14. It has been strenuously urged, however, before us by the learned pleader for the appellant that in the case of succession to the stridhan of a maiden, in default of parents, it must go to the sapindas of her mother first and that it is only on failure of them that the sapindas of the father are entitled to come in. For the purposes of this argument the learned Pleader interprets the expression “their nearest relations” in the rule mentioned by the Vira Mitrodaya above quoted-namely, ” in default of the mother and the father, it goes to their nearest relations”-in a distributive, not in a conjunctive, sense, as meaning the nearest relations of the mother and, in default of them, the nearest relations of the father.

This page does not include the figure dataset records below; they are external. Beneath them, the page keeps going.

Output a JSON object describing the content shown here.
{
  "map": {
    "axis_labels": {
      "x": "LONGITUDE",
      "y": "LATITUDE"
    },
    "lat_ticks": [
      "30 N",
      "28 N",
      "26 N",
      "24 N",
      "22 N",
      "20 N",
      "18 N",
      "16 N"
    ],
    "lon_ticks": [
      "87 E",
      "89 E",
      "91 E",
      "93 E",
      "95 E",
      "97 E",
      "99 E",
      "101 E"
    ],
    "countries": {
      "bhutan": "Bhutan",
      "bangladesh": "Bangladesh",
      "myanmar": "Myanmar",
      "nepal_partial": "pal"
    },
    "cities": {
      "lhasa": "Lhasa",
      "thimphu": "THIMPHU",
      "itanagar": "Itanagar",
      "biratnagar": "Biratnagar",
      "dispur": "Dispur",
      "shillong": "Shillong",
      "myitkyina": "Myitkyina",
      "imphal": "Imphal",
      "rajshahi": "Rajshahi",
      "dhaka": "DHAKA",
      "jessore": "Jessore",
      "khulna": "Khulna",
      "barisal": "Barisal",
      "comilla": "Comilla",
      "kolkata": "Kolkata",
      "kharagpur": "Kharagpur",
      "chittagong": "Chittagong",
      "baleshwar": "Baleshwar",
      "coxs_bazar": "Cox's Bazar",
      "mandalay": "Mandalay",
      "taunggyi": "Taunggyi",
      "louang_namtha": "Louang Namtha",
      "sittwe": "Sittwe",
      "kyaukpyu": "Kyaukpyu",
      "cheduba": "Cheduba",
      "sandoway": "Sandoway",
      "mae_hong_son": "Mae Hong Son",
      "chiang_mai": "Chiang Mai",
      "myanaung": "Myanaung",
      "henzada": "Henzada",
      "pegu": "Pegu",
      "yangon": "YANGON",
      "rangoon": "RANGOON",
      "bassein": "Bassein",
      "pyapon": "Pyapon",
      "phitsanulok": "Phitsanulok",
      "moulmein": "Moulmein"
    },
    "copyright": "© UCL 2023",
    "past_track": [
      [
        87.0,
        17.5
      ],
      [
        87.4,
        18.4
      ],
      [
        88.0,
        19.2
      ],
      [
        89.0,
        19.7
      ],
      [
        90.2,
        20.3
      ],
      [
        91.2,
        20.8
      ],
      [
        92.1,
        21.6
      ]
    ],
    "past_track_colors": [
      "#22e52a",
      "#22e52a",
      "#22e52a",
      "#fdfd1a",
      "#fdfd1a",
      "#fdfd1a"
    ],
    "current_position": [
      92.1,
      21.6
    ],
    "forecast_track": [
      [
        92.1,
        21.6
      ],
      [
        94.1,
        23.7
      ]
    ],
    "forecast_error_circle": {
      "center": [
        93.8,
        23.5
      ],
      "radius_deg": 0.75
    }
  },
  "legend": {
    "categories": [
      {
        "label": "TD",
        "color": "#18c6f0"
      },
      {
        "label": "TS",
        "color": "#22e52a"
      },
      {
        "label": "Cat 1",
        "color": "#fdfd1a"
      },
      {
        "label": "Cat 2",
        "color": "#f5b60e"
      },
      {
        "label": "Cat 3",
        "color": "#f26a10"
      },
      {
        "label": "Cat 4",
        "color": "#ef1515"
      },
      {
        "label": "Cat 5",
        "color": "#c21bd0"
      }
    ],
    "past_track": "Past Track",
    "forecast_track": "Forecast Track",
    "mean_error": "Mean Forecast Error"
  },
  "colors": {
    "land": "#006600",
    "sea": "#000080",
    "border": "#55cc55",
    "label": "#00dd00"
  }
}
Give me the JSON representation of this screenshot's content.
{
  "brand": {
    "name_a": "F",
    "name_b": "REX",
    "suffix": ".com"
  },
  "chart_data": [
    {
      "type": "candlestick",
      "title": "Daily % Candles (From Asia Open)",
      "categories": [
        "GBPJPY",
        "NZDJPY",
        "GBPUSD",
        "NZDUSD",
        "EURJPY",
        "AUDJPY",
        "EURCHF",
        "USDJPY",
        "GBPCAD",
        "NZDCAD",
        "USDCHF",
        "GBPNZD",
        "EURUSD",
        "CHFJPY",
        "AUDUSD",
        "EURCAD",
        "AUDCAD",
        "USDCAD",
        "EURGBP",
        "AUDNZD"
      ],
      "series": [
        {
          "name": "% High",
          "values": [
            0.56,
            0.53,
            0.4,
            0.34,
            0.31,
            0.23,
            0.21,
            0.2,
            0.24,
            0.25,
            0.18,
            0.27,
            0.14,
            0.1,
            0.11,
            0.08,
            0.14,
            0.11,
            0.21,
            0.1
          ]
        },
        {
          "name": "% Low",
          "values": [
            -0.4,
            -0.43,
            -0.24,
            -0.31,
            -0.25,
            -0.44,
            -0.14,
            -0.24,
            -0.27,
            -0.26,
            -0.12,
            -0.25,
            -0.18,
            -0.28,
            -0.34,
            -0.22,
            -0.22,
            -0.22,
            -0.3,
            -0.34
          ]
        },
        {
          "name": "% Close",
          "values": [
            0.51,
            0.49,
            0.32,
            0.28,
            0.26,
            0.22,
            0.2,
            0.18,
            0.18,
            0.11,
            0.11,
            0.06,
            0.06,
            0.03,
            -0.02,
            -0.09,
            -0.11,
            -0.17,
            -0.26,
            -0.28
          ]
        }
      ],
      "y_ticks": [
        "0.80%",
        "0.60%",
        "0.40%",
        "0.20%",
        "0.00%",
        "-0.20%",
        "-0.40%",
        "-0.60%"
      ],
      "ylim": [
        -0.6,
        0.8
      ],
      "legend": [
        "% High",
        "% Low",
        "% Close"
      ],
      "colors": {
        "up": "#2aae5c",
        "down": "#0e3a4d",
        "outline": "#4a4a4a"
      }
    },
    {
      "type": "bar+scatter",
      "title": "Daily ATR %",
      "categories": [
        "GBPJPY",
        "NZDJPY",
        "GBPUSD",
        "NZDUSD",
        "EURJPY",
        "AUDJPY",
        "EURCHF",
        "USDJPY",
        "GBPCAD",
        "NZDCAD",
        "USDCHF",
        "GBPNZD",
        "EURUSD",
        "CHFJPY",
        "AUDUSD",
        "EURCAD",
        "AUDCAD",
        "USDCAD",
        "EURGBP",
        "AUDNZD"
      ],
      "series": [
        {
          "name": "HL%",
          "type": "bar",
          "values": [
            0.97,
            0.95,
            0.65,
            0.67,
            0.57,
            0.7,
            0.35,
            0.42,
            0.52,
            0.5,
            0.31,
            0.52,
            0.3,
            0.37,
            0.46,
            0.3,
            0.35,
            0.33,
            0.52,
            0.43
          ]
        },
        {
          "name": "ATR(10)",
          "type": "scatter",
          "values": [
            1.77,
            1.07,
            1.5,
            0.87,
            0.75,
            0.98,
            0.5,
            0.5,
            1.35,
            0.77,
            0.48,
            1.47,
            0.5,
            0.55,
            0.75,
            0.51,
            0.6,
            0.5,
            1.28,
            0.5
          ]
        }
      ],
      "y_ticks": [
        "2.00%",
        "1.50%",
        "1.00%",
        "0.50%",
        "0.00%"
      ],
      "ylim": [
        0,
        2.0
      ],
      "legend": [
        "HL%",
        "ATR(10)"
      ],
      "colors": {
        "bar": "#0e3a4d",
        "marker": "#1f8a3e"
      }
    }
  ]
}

15. It is impossible to adopt this construction. Assuming that the words must be construed distributively, the mother’s sapindas would be entitled to precedence over the father’s on no other ground than that the mother inherits before the father. But this right of precedence given to the mother by Vijnaneshwara is obviously personal and there is not a single instance where he has extended that right to her relations. On the other hand, the fact that he meations the pitrv, bandhus (father’s cognate kindred) as coming in as heirs before the matri-bandhus (mother’s cognate kindred) in cases of obstructed succession shows that wherever the right of precedence is given to the’ mother it is purely personal. The observations and authorities cited in the judgment in Saguna v. Sadashiv (1902) I.LR. 26 Bom. 715 : 4 Bom. L.R. 527 support our view.

16. The conclusion we have arrived at has this further merit that it brings the Mitakshara in conformity with the Maukha. 17. For these reasons we confirm the decree with costs.